Hi everyone,
We’re running into an issue where Loki is not responding to simple, targeted queries over a short time period (15 minutes).
The Problem
A basic query like {namespace=“xxx”, component=“yyy”} consistently fails.
Errors We’re Seeing
Grafana Frontend Error:
Get "http://loki-gateway...": net/http: request canceled (Client.Timeout exceeded while awaiting headers)
Loki Gateway Logs:
Access logs show HTTP 499 status codes for the query requests.
Querier logs show RPC and scheduler errors:
level=error ts=... component=querier msg="error processing requests from scheduler" err="rpc error: code = Canceled desc = context canceled"

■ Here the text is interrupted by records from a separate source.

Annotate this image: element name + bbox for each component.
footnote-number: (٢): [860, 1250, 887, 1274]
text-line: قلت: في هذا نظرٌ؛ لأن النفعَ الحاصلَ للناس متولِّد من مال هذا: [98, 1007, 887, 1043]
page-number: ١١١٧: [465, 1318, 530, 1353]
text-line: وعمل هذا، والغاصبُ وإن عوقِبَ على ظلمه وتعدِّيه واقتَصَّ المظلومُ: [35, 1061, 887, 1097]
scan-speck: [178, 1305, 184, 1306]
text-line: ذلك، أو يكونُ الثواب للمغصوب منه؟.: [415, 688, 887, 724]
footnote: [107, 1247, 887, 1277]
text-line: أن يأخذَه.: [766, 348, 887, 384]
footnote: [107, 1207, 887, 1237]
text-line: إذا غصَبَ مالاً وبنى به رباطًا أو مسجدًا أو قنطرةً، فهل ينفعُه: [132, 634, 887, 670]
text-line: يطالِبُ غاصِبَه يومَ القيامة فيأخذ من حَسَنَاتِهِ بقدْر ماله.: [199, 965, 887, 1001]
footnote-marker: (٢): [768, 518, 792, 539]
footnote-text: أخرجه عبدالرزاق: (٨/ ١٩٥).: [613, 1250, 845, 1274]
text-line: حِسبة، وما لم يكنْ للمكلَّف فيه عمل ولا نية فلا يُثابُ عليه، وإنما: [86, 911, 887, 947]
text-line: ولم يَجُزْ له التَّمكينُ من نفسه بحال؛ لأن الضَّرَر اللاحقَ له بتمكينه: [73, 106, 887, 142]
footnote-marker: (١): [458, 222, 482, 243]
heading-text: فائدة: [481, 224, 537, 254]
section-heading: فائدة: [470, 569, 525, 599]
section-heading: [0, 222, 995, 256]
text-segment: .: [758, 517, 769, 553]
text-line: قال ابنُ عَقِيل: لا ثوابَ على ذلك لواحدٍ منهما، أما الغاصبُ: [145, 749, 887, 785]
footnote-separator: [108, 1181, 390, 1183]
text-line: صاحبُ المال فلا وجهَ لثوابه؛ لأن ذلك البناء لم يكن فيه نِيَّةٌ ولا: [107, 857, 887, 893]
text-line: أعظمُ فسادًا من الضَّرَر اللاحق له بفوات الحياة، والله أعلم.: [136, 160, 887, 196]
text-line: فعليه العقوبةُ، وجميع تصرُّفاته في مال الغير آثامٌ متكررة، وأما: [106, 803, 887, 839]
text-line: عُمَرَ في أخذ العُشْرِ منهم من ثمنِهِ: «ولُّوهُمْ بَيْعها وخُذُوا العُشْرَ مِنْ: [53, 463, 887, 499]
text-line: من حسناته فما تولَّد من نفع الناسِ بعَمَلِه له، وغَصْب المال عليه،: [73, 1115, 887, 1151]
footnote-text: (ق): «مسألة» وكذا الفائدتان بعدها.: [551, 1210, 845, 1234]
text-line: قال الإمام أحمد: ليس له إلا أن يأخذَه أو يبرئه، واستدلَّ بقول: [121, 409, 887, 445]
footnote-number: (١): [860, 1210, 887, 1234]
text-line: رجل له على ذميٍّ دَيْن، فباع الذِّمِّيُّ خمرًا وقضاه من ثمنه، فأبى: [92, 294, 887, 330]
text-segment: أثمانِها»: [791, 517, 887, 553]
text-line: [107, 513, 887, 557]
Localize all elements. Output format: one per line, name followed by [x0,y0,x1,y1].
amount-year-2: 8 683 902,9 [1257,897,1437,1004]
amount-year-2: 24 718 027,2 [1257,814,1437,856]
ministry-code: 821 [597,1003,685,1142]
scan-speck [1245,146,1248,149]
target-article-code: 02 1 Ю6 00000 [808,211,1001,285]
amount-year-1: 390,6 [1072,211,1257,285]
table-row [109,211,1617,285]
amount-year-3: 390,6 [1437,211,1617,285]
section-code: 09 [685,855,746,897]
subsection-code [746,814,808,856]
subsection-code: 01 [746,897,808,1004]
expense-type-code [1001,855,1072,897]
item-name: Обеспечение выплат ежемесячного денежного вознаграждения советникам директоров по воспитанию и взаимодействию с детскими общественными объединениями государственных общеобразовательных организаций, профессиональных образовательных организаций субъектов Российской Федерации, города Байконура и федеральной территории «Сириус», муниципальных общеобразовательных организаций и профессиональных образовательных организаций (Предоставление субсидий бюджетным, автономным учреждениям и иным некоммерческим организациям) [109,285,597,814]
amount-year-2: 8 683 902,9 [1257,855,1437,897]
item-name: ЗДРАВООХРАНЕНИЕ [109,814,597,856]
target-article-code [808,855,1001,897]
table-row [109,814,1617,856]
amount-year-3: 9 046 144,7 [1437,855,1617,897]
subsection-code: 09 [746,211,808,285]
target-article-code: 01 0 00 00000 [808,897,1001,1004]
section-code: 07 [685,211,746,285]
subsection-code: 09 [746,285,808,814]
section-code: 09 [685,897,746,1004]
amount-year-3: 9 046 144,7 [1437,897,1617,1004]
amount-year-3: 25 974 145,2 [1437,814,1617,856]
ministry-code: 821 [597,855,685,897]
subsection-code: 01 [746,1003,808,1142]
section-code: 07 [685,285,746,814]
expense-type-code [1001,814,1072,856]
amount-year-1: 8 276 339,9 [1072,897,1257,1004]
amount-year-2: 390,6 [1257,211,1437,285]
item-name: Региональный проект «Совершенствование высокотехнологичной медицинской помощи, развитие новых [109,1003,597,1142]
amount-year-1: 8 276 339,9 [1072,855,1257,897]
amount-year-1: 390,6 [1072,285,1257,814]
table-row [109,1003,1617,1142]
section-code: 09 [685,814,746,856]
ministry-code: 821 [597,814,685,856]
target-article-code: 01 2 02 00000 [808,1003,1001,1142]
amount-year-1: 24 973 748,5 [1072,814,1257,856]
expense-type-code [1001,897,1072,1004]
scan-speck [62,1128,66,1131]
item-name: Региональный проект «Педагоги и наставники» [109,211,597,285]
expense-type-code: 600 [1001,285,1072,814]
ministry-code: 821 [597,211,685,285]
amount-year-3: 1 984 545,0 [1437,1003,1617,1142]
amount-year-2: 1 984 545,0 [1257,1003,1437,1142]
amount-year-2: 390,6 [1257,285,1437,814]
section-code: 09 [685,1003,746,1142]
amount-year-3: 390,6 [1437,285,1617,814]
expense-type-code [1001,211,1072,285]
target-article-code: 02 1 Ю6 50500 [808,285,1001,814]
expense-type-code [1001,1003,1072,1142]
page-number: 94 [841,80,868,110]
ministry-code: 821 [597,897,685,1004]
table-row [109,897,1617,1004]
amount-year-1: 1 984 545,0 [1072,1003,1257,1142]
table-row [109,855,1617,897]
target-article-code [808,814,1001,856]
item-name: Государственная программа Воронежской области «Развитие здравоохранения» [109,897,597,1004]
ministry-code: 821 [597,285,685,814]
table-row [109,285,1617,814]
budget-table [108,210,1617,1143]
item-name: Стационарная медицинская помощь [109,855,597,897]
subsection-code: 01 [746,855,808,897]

level=error ts=... component=querier org_id=fake msg="error notifying scheduler about finished query" err=EOF
Research & Context
We’ve reviewed some GitHub issues that seem related, especially since we have also occasionally seen Resource exhausted errors:
https://github.com/grafana/loki/issues/6568
https://github.com/grafana/loki/issues/7649
Our setup seems to be struggling despite the queries being simple and for a narrow time window. We are looking for advice on what to investigate next. Could this be a bottleneck in the querier/scheduler, a resource allocation problem, or a specific configuration we should tune?
Any help or suggestions would be greatly appreciated!